All in all, there is a whole bunch of Queer positive activity happening in Paraguay. Like most progressive movements, these activities are concentrated in the capital. But, hell, why didn’t anybody tell me that they existed in the first place? I distinctly remember being on a new site visit and a fellow trainee and I were taken to a Gay karaoke club in the capital where we ran into some other volunteers. When Glee’s version of Madonna’s “Vogue” played across the screen I thought to myself “If this is Peace Corps Paraguay, I’m going to be alright”.
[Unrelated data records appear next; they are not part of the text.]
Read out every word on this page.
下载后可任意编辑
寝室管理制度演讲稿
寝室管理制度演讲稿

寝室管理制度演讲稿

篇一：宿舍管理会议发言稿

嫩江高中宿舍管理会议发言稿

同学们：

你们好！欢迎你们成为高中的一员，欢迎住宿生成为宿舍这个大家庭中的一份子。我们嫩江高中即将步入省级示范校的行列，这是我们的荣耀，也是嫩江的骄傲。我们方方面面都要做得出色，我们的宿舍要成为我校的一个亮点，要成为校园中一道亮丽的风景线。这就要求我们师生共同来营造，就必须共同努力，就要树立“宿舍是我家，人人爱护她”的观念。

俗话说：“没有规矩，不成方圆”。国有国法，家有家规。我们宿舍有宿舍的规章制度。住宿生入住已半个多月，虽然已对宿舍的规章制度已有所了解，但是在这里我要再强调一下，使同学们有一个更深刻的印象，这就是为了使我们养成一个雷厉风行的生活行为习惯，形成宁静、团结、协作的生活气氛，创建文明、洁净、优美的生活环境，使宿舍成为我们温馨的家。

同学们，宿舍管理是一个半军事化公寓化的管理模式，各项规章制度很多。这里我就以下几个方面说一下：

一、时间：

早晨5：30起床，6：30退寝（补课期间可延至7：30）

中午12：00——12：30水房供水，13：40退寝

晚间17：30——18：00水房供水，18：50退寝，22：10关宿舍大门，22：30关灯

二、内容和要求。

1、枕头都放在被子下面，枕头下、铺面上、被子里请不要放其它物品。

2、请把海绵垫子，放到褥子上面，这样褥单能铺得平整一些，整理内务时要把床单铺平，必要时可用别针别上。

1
I understand that recruiters and desk officer need to paint the toughest possible picture of service, because it is a reality that some volunteers will have to live. In fact, while I seem to be ranting and raving about the progress that exist in the capital, I don’t know any volunteers (myself included) who actually are out to their communities. However, just like lots of other concerns and worries about your service that are created before even getting in country, I think they can be alleviated before arriving here too. No one should come into service thinking it will be a walk in the park, much less Queer volunteers. But, there needs to be no confusion over who a volunteer can be out to during their service. Peace Corps Paraguay wants to support its volunteers, all volunteers! And if that involves you disclosing your sexual orientation, that’s okay! As with any new setting you should be cautious about individuals who may not receive the information well. But, it’s okay to tell your trainee peers, your sector bosses and general office staff. The PC medical officers will probably be the first you’ll disclose it to, or at least it was for me. During my mandatory, arrival medical check-in I was asked about my plan for contraception, I replied “Homosexuality.” I find it very unlikely that I’ll be getting anyone pregnant here and I thought it was important they knew that. Invitees and interested applicants need to know that the in-country staff is supportive of diversity issues and are open to having that conversation.
I just want to let whoever is reading this know, that upon entry to Peace Corps Paraguay you’ll be greeted by a community of Queer volunteers and straight allies that want to make sure you have an excellent and meaningful service and an office that supports you too. Really, it’s not that bad.